There was a thing called the Niagara Movement.  Founded over a hundred years ago to make a case for a confrontational approach to the problems of segregation and against the idea of negotiation, accommodation patience and compromise that the movement's leaders associated with Booker T. Washington.

In a way, it's typically American and we can look at the way we sing "Bomb Bomb Iran" on one day and try to negotiate a rational outcome on the other and seem not to be successful either way except to argue about what can be said, and how and by whom.

There is another thing called the Niagara Principle, according to which a single episode implies widespread occurrence. Movements of all sorts use it, to cherry pick examples and make them the paradigm and usually without statistical support. Having become cynical in this age of warring movements, I'm tempted to distrust them all and see a nest full of baby birds, mouths open and competing for attention.

So it is with war, revolution, genocide and the proliferation of nuclear weapons in a world shuffling toward armageddon, the question of which puppets and patsies and spokesmen for which warring movements will be selected to be our next president?  -- we're not going to hear about it for another period of time.  A black man was shot in the back by a South Carolina cop and the national passion play will begin anew. Entropy increases and in America, so does partisanship. When those things increase, so does the power and influence of those who profit by it.

We'll be told the call and response  is a "conversation" but anyone attempting to make it one may well be called a racist and have to tearfully retract such an eminently Humanist statement as "all lives matter" because it does not fit the mandated terminology of some movement dedicated to promote one problem and one view of it over another. Stick to the slogan. That's all, and it's not a subset of a greater, nobler and more enlightened principle.

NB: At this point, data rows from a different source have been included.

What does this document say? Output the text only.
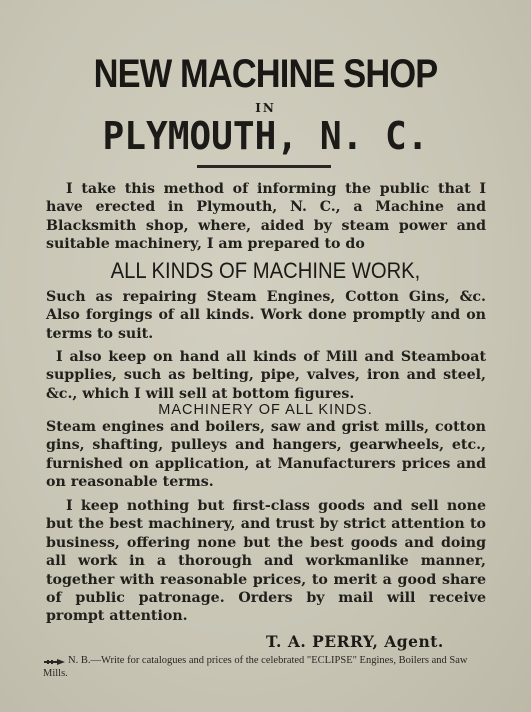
NEW MACHINE SHOP
IN
PLYMOUTH, N. C.
I take this method of informing the public that I have erected in Plymouth, N. C., a Machine and Blacksmith shop, where, aided by steam power and suitable machinery, I am prepared to do
ALL KINDS OF MACHINE WORK,
Such as repairing Steam Engines, Cotton Gins, &c. Also forgings of all kinds. Work done promptly and on terms to suit.
I also keep on hand all kinds of Mill and Steamboat supplies, such as belting, pipe, valves, iron and steel, &c., which I will sell at bottom figures.
MACHINERY OF ALL KINDS.
Steam engines and boilers, saw and grist mills, cotton gins, shafting, pulleys and hangers, gearwheels, etc., furnished on application, at Manufacturers prices and on reasonable terms.
I keep nothing but first-class goods and sell none but the best machinery, and trust by strict attention to business, offering none but the best goods and doing all work in a thorough and workmanlike manner, together with reasonable prices, to merit a good share of public patronage. Orders by mail will receive prompt attention.
T. A. PERRY, Agent.
N. B.—Write for catalogues and prices of the celebrated "ECLIPSE" Engines, Boilers and Saw Mills.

I'll be blunt. We have a problem with over-armed, under-trained and fearful police. It's compounded by the fact that the police have to deal with a high percentage of poor and minority criminals and that leads to prejudice. We have a problem with indigent populations having inadequate opportunity for advancement or even the will to hope for it.   But it isn't enough to recognize this or to attempt to improve it, we have to use prescribed language, we have to ignore, forgive or explain away crime insurrection, rioting and violence and we have to stress that any picture must have a prescribed frame.  We can't call it prejudice, it has to be racism and we can't call it that unless we dictate who the target is. Shut up  -- we're having a conversation here.

We have a problem with every moral and legal and political principle and the language we use to describe it being hijacked by self-appointed authority. We have a problem with honesty and zeal and distortion and hyperbole and tunnel vision and  partisanship and  most of all, we have a problem separating the cause from the leaders and the institutions. Stating the case isn't making the case and the case we state isn't always more than a small part of a great Niagara washing us all to hell and oblivion and chaos.

If all lives don't matter, then life doesn't matter, yours or mine.